As far as I can recall, there was mainly one software engineer out of approximately twenty-five that used Emacs religiously and proclaimed it as gospel. Maybe it had something to do with being from Oklahoma and living in Texas. Whatever the case, he did know how to use the features very well and created a class navigation macro or primitive very similar to drilling down into classes and subclasses in the Eclipse IDE.
Emac's architecture follows the widely used Model-View-Controller pattern for interactive applications and is written almost entirely in Lisp. Before reading this chapter, I can honestly say have never looked at Lisp code. Now I know why. Maybe it is the way Pascal, C++, and Java have been spoon fed to me over the years, writing applications for Emacs does not appear to be the most exciting task to complete.

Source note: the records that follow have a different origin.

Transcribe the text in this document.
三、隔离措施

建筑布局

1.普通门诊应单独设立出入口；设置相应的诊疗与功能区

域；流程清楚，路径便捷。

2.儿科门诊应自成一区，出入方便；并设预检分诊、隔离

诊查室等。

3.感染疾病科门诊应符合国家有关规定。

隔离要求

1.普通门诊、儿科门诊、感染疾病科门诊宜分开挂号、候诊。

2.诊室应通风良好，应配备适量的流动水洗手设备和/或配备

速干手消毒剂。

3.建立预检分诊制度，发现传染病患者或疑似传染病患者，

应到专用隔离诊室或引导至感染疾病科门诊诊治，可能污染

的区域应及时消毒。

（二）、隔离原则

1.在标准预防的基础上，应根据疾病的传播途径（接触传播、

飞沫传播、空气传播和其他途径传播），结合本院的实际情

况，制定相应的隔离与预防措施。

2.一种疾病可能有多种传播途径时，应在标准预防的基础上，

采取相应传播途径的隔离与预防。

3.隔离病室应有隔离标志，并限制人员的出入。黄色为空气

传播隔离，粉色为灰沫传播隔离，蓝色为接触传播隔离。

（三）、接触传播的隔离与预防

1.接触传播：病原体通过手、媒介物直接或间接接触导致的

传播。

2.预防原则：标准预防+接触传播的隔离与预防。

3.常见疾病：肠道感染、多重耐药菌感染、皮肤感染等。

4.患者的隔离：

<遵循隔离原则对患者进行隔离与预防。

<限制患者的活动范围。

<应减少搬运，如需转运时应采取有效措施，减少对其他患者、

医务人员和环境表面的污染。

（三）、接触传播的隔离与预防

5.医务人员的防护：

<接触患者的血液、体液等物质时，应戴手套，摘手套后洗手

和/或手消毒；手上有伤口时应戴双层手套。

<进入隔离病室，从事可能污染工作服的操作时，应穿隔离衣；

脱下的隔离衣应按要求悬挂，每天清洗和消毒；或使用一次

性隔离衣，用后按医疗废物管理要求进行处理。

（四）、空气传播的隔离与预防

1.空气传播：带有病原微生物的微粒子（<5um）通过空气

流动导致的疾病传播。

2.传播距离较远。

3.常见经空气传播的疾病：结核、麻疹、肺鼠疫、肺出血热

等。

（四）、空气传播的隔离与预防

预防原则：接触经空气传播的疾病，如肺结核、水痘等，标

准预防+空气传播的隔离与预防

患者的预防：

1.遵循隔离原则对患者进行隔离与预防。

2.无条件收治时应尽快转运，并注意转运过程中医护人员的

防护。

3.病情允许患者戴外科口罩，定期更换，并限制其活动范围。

Emacs developed a hierarchy of update strategies ranging from the quick-but-limited to the more-work-but-exhaustive. Emacs determined which algorithms to use based on the speed of the terminal and the communication connection. I will give Emacs the benefit of the doubt and say that was a pretty impressive idea. I doubt you will find many of today's modern systems willing to gamble and take that much consideration into their logic. Most systems today submit a minimum CPU or memory requirement that will not provide a bottleneck and degrade usability.
Unlike wine, I am convinced Emacs does not get better with age. There are so many other options available in the community. I think Emacs will always get the bad wrap of just being an over-hyped, bloated text editor. Maybe I am pessimistic, but I do not see Emacs becoming the tool of choice even if has been around for 20+ years.